Current through Laws 2024, c. 453.
Section 1094 - Dissolution of Joint Venture Corporation Having Two ShareholdersA. If the shareholders of a corporation of this state, having only two shareholders each of which owns fifty percent (50%) of the stock therein, shall be engaged in the prosecution of a joint venture and if the shareholders shall be unable to agree upon the desirability of discontinuing the joint venture and disposing of the assets used in the venture, either shareholder may, unless otherwise provided in the certificate of incorporation of the corporation or in a written agreement between the shareholders, file with the district court a petition stating that it desires to discontinue the joint venture and to dispose of the assets used in the venture in accordance with a plan to be agreed upon by both shareholders or that, if no plan shall be agreed upon by both shareholders, the corporation be dissolved. The petition shall have attached thereto a copy of the proposed plan of discontinuance and distribution and a certificate stating that copies of the petition and plan have been transmitted in writing to the other shareholder and to the directors and officers of the corporation.
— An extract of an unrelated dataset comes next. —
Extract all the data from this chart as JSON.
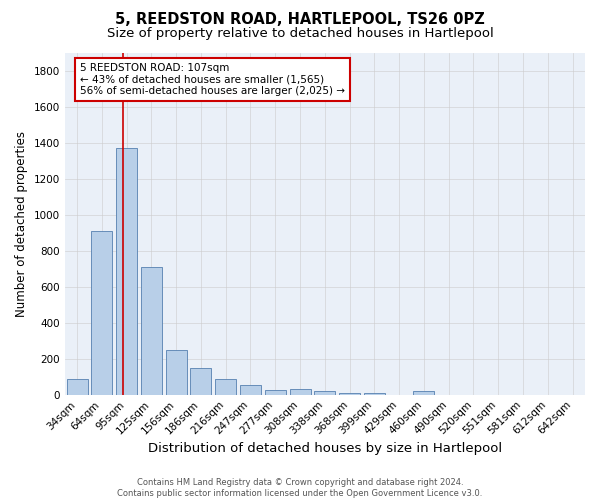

The petition and certificate shall be executed and acknowledged in accordance with the provisions of Section 1007 of this title.B.1. Unless both shareholders file with the district court, the district court may dissolve the corporation and may by appointment of one or more trustees or receivers with all the powers and title of a trustee or receiver appointed pursuant to the provisions of Section 1100 of this title, administer and wind up its affairs: a. within three (3) months of the date of the filing of the petition, a certificate similarly executed and acknowledged stating that they have agreed on the plan, or a modification thereof, and b. within one (1) year from the date of the filing of the petition, a certificate similarly executed and acknowledged stating that the distribution provided by the plan has been completed.2. Either or both of the periods provided for in paragraph 1 of this subsection may be extended by agreement of the shareholders, evidenced by a certificate similarly executed, acknowledged and filed with the district court prior to the expiration of the period.Okla. Stat. tit. 18, § 1094
Added by Laws 1986, HB 1979, c. 292, § 94, eff. 11/1/1986; Amended by Laws 1998 , SB 1300, c. 422, § 22, eff. 11/1/1998.